An intense spring heatwave is partially responsible for the early fires, according to News.ru reports. The heatwave makes fires sparked by lightning strikes and human activity more likely. However, some of these wildfires may be the remains from last summer’s fires — also known as “zombie” fires.

Zombie wildfires occur when ice and snow cover a flame, but don’t fully extinguish it. This phenomenon is common in the Arctic tundra, where carbon-rich peat can fuel smoldering flames all winter. When the spring melt arrives, those underground embers can be rekindled, igniting new wildfires.

A video filmed in February 2021 in Yakutia — a Russian republic infamous for being one of the coldest places on Earth — showed what these zombie fires can look like. In the video, a man — standing in snow up to his ankles in a field — digs down to reveal a layer of peat. Smoke seeps out of the hole, steaming into the freezing air. Besides being an eerie sight, these zombie fires release tons of carbon and methane from the peat, contributing to global warming.
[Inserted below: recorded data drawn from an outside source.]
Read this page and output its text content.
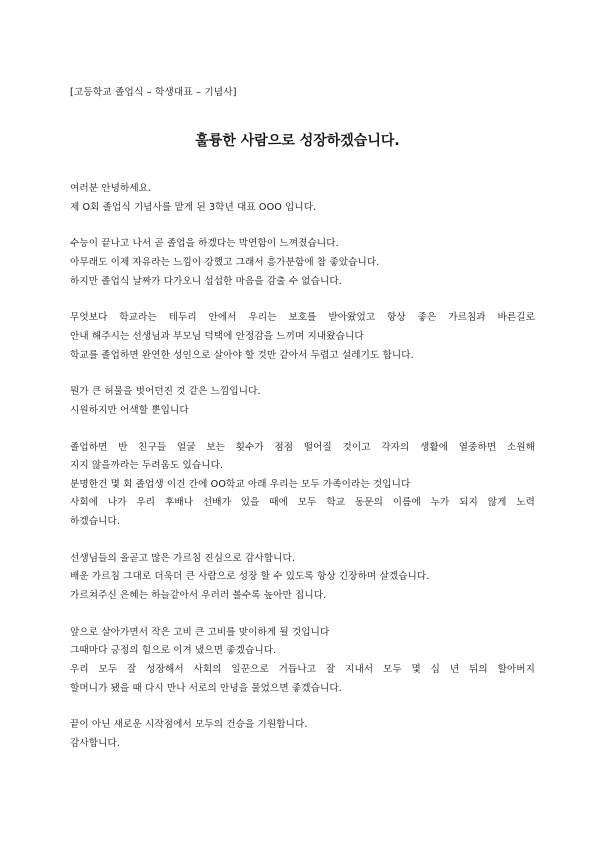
[고등학교 졸업식 – 학생대표 – 기념사]
훌륭한 사람으로 성장하겠습니다.
여러분 안녕하세요.
제 O회 졸업식 기념사를 맡게 된 3학년 대표 OOO 입니다.
수능이 끝나고 나서 곧 졸업을 하겠다는 막연함이 느껴졌습니다.
아무래도 이제 자유라는 느낌이 강했고 그래서 흥가분함에 참 좋았습니다.
하지만 졸업식 날짜가 다가오니 섭섭한 마음을 감출 수 없습니다.
무엇보다 학교라는 테두리 안에서 우리는 보호를 받아왔었고 항상 좋은 가르침과 바른길로
안내 해주시는 선생님과 부모님 덕택에 안정감을 느끼며 지내왔습니다
학교를 졸업하면 완연한 성인으로 살아야 할 것만 같아서 두렵고 설레기도 합니다.
뭔가 큰 허물을 벗어던진 것 같은 느낌입니다.
시원하지만 어색할 뿐입니다
졸업하면 반 친구들 얼굴 보는 횟수가 점점 떨어질 것이고 각자의 생활에 열중하면 소원해
지지 않을까라는 두려움도 있습니다.
분명한건 몇 회 졸업생 이건 간에 OO학교 아래 우리는 모두 가족이라는 것입니다
사회에 나가 우리 후배나 선배가 있을 때에 모두 학교 동문의 이름에 누가 되지 않게 노력
하겠습니다.
선생님들의 올곧고 많은 가르침 진심으로 감사합니다.
배운 가르침 그대로 더욱더 큰 사람으로 성장 할 수 있도록 항상 긴장하며 살겠습니다.
가르쳐주신 은혜는 하늘같아서 우러러 볼수록 높아만 집니다.
앞으로 살아가면서 작은 고비 큰 고비를 맞이하게 될 것입니다
그때마다 긍정의 힘으로 이겨 냈으면 좋겠습니다.
우리 모두 잘 성장해서 사회의 일꾼으로 거듭나고 잘 지내서 모두 몇 십 년 뒤의 할아버지
할머니가 됐을 때 다시 만나 서로의 안녕을 물었으면 좋겠습니다.
끝이 아닌 새로운 시작점에서 모두의 건승을 기원합니다.
감사합니다.
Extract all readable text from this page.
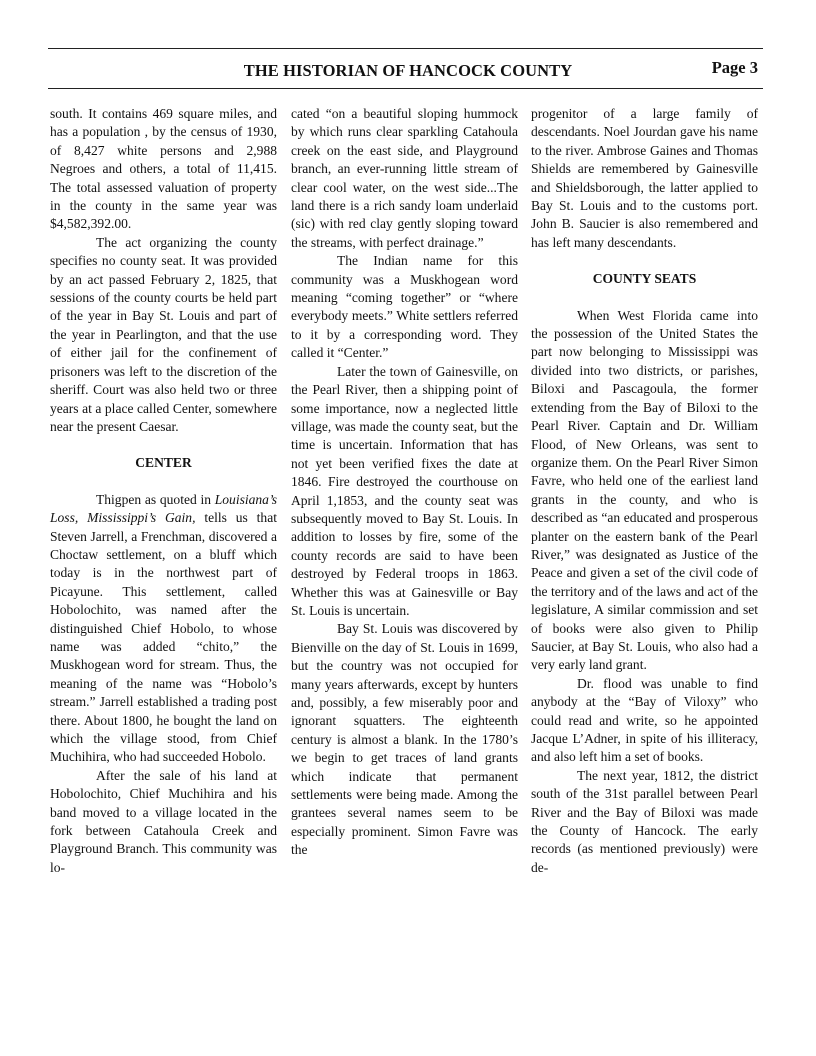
THE HISTORIAN OF HANCOCK COUNTY	Page 3

south. It contains 469 square miles, and has a population , by the census of 1930, of 8,427 white persons and 2,988 Negroes and others, a total of 11,415. The total assessed valuation of property in the county in the same year was $4,582,392.00.

The act organizing the county specifies no county seat. It was provided by an act passed February 2, 1825, that sessions of the county courts be held part of the year in Bay St. Louis and part of the year in Pearlington, and that the use of either jail for the confinement of prisoners was left to the discretion of the sheriff. Court was also held two or three years at a place called Center, somewhere near the present Caesar.

CENTER

Thigpen as quoted in Louisiana’s Loss, Mississippi’s Gain, tells us that Steven Jarrell, a Frenchman, discovered a Choctaw settlement, on a bluff which today is in the northwest part of Picayune. This settlement, called Hobolochito, was named after the distinguished Chief Hobolo, to whose name was added “chito,” the Muskhogean word for stream. Thus, the meaning of the name was “Hobolo’s stream.” Jarrell established a trading post there. About 1800, he bought the land on which the village stood, from Chief Muchihira, who had succeeded Hobolo.

After the sale of his land at Hobolochito, Chief Muchihira and his band moved to a village located in the fork between Catahoula Creek and Playground Branch. This community was lo-

cated “on a beautiful sloping hummock by which runs clear sparkling Catahoula creek on the east side, and Playground branch, an ever-running little stream of clear cool water, on the west side...The land there is a rich sandy loam underlaid (sic) with red clay gently sloping toward the streams, with perfect drainage.”

The Indian name for this community was a Muskhogean word meaning “coming together” or “where everybody meets.” White settlers referred to it by a corresponding word. They called it “Center.”

Later the town of Gainesville, on the Pearl River, then a shipping point of some importance, now a neglected little village, was made the county seat, but the time is uncertain. Information that has not yet been verified fixes the date at 1846. Fire destroyed the courthouse on April 1,1853, and the county seat was subsequently moved to Bay St. Louis. In addition to losses by fire, some of the county records are said to have been destroyed by Federal troops in 1863. Whether this was at Gainesville or Bay St. Louis is uncertain.

Bay St. Louis was discovered by Bienville on the day of St. Louis in 1699, but the country was not occupied for many years afterwards, except by hunters and, possibly, a few miserably poor and ignorant squatters. The eighteenth century is almost a blank. In the 1780’s we begin to get traces of land grants which indicate that permanent settlements were being made. Among the grantees several names seem to be especially prominent. Simon Favre was the

progenitor of a large family of descendants. Noel Jourdan gave his name to the river. Ambrose Gaines and Thomas Shields are remembered by Gainesville and Shieldsborough, the latter applied to Bay St. Louis and to the customs port. John B. Saucier is also remembered and has left many descendants.

COUNTY SEATS

When West Florida came into the possession of the United States the part now belonging to Mississippi was divided into two districts, or parishes, Biloxi and Pascagoula, the former extending from the Bay of Biloxi to the Pearl River. Captain and Dr. William Flood, of New Orleans, was sent to organize them. On the Pearl River Simon Favre, who held one of the earliest land grants in the county, and who is described as “an educated and prosperous planter on the eastern bank of the Pearl River,” was designated as Justice of the Peace and given a set of the civil code of the territory and of the laws and act of the legislature, A similar commission and set of books were also given to Philip Saucier, at Bay St. Louis, who also had a very early land grant.

Dr. flood was unable to find anybody at the “Bay of Viloxy” who could read and write, so he appointed Jacque L’Adner, in spite of his illiteracy, and also left him a set of books.

The next year, 1812, the district south of the 31st parallel between Pearl River and the Bay of Biloxi was made the County of Hancock. The early records (as mentioned previously) were de-
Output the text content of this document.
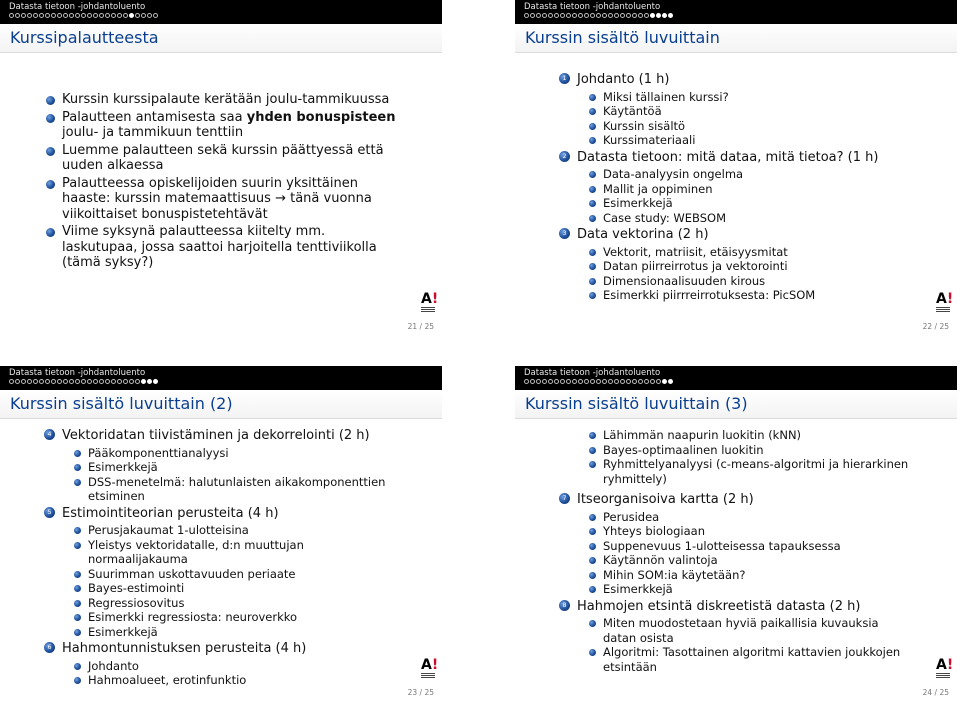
Datasta tietoon -johdantoluento
Kurssipalautteesta
Kurssin kurssipalaute kerätään joulu-tammikuussa
Palautteen antamisesta saa yhden bonuspisteen joulu- ja tammikuun tenttiin
Luemme palautteen sekä kurssin päättyessä että uuden alkaessa
Palautteessa opiskelijoiden suurin yksittäinen haaste: kurssin matemaattisuus → tänä vuonna viikoittaiset bonuspistetehtävät
Viime syksynä palautteessa kiitelty mm. laskutupaa, jossa saattoi harjoitella tenttiviikolla (tämä syksy?)
A!
21 / 25
Datasta tietoon -johdantoluento
Kurssin sisältö luvuittain
1 Johdanto (1 h)
Miksi tällainen kurssi?
Käytäntöä
Kurssin sisältö
Kurssimateriaali
2 Datasta tietoon: mitä dataa, mitä tietoa? (1 h)
Data-analyysin ongelma
Mallit ja oppiminen
Esimerkkejä
Case study: WEBSOM
3 Data vektorina (2 h)
Vektorit, matriisit, etäisyysmitat
Datan piirreirrotus ja vektorointi
Dimensionaalisuuden kirous
Esimerkki piirrreirrotuksesta: PicSOM	A!
22 / 25
Datasta tietoon -johdantoluento
Kurssin sisältö luvuittain (2)
4 Vektoridatan tiivistäminen ja dekorrelointi (2 h)
Pääkomponenttianalyysi
Esimerkkejä
DSS-menetelmä: halutunlaisten aikakomponenttien etsiminen
5 Estimointiteorian perusteita (4 h)
Perusjakaumat 1-ulotteisina
Yleistys vektoridatalle, d:n muuttujan normaalijakauma
Suurimman uskottavuuden periaate
Bayes-estimointi
Regressiosovitus
Esimerkki regressiosta: neuroverkko
Esimerkkejä
6 Hahmontunnistuksen perusteita (4 h)
Johdanto
Hahmoalueet, erotinfunktio
A!
23 / 25
Datasta tietoon -johdantoluento
Kurssin sisältö luvuittain (3)
Lähimmän naapurin luokitin (kNN)
Bayes-optimaalinen luokitin
Ryhmittelyanalyysi (c-means-algoritmi ja hierarkinen ryhmittely)
7 Itseorganisoiva kartta (2 h)
Perusidea
Yhteys biologiaan
Suppenevuus 1-ulotteisessa tapauksessa
Käytännön valintoja
Mihin SOM:ia käytetään?
Esimerkkejä
8 Hahmojen etsintä diskreetistä datasta (2 h)
Miten muodostetaan hyviä paikallisia kuvauksia datan osista
Algoritmi: Tasottainen algoritmi kattavien joukkojen etsintään	A!
24 / 25
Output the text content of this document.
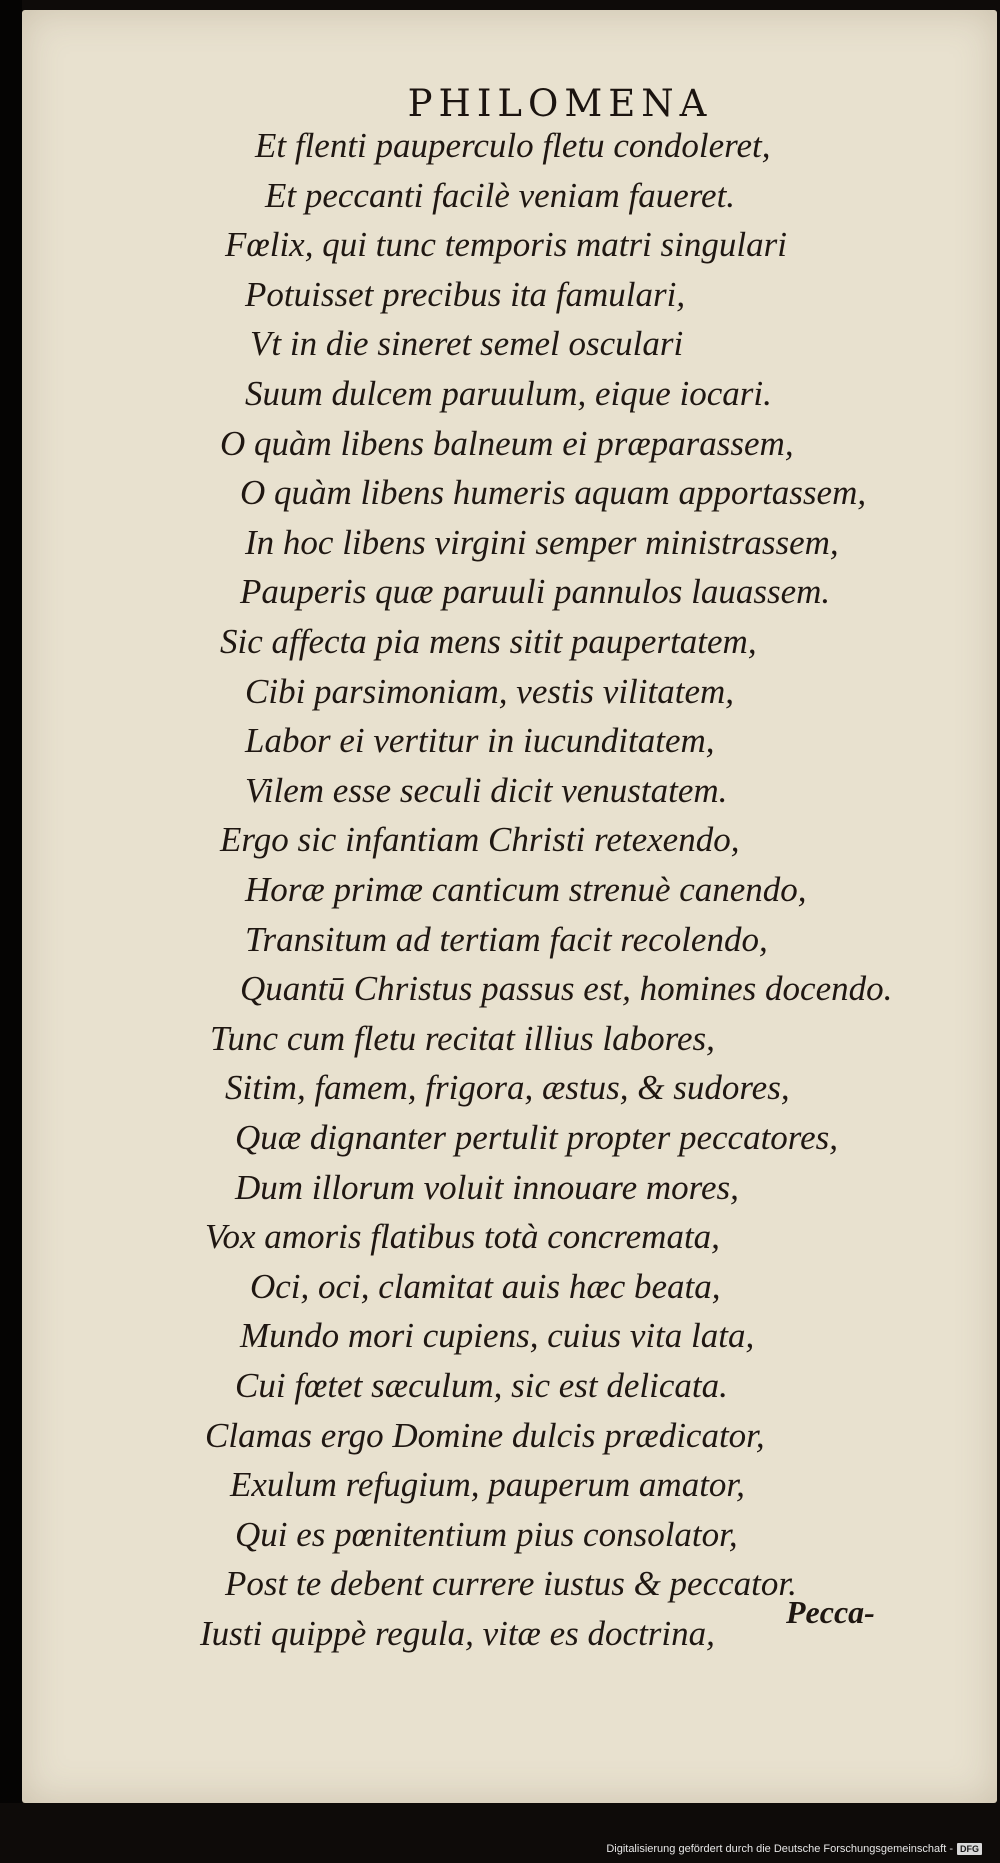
PHILOMENA
Et flenti pauperculo fletu condoleret,
Et peccanti facilè veniam faueret.
Fœlix, qui tunc temporis matri singulari
Potuisset precibus ita famulari,
Vt in die sineret semel osculari
Suum dulcem paruulum, eique iocari.
O quàm libens balneum ei præparassem,
O quàm libens humeris aquam apportassem,
In hoc libens virgini semper ministrassem,
Pauperis quæ paruuli pannulos lauassem.
Sic affecta pia mens sitit paupertatem,
Cibi parsimoniam, vestis vilitatem,
Labor ei vertitur in iucunditatem,
Vilem esse seculi dicit venustatem.
Ergo sic infantiam Christi retexendo,
Horæ primæ canticum strenuè canendo,
Transitum ad tertiam facit recolendo,
Quantū Christus passus est, homines docendo.
Tunc cum fletu recitat illius labores,
Sitim, famem, frigora, æstus, & sudores,
Quæ dignanter pertulit propter peccatores,
Dum illorum voluit innouare mores,
Vox amoris flatibus totà concremata,
Oci, oci, clamitat auis hæc beata,
Mundo mori cupiens, cuius vita lata,
Cui fœtet sæculum, sic est delicata.
Clamas ergo Domine dulcis prædicator,
Exulum refugium, pauperum amator,
Qui es pœnitentium pius consolator,
Post te debent currere iustus & peccator.
Iusti quippè regula, vitæ es doctrina,
Pecca-
Digitalisierung gefördert durch die Deutsche Forschungsgemeinschaft - DFG
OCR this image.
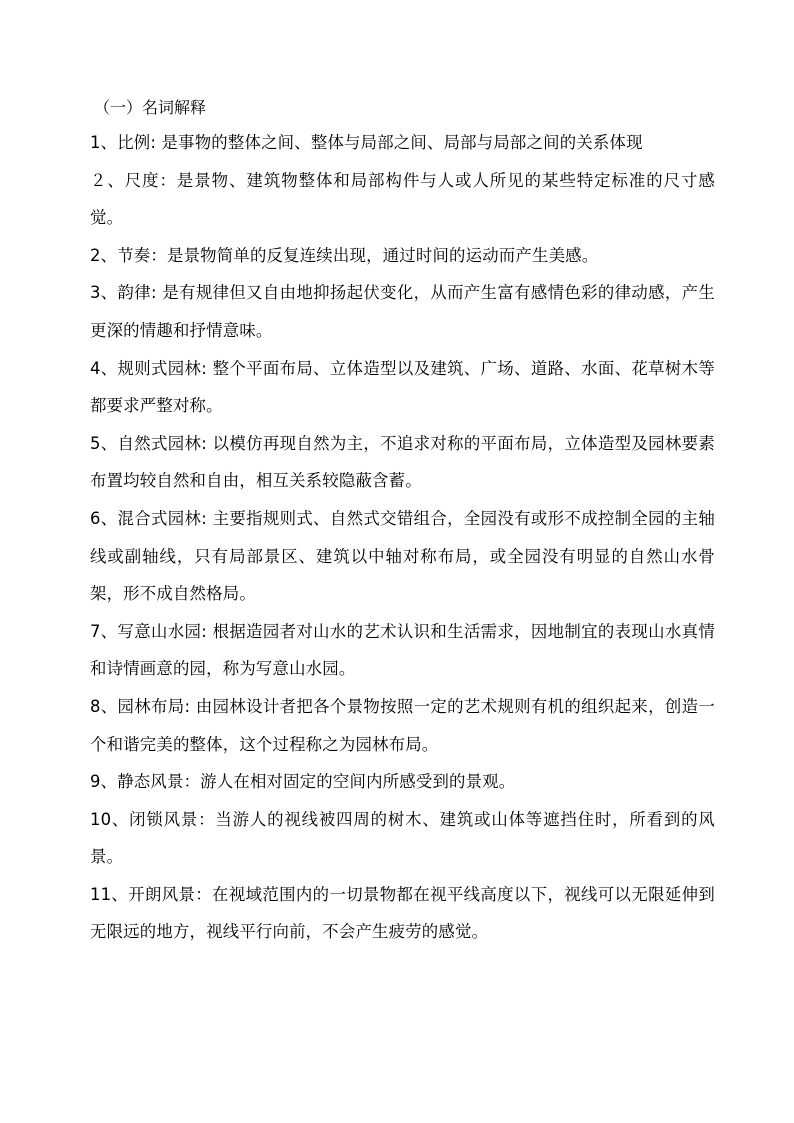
（一）名词解释

1、比例: 是事物的整体之间、整体与局部之间、局部与局部之间的关系体现

２、尺度：是景物、建筑物整体和局部构件与人或人所见的某些特定标准的尺寸感觉。

2、节奏：是景物简单的反复连续出现，通过时间的运动而产生美感。

3、韵律: 是有规律但又自由地抑扬起伏变化，从而产生富有感情色彩的律动感，产生更深的情趣和抒情意味。

4、规则式园林: 整个平面布局、立体造型以及建筑、广场、道路、水面、花草树木等都要求严整对称。

5、自然式园林: 以模仿再现自然为主，不追求对称的平面布局，立体造型及园林要素布置均较自然和自由，相互关系较隐蔽含蓄。

6、混合式园林: 主要指规则式、自然式交错组合，全园没有或形不成控制全园的主轴线或副轴线，只有局部景区、建筑以中轴对称布局，或全园没有明显的自然山水骨架，形不成自然格局。

7、写意山水园: 根据造园者对山水的艺术认识和生活需求，因地制宜的表现山水真情和诗情画意的园，称为写意山水园。

8、园林布局: 由园林设计者把各个景物按照一定的艺术规则有机的组织起来，创造一个和谐完美的整体，这个过程称之为园林布局。

9、静态风景：游人在相对固定的空间内所感受到的景观。

10、闭锁风景：当游人的视线被四周的树木、建筑或山体等遮挡住时，所看到的风景。

11、开朗风景：在视域范围内的一切景物都在视平线高度以下，视线可以无限延伸到无限远的地方，视线平行向前，不会产生疲劳的感觉。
This year’s early warming trend is unsurprising. In 2020, Russia set a number of alarming heat records, including Siberia’s hottest May on record. The region broke other records too; on June 20, temperatures in the northern Siberian town of Verkhoyansk broke 100 degrees Fahrenheit (38 degrees Celsius) for the first time, becoming the hottest-ever temperature documented above the Arctic Circle, Live Science reported.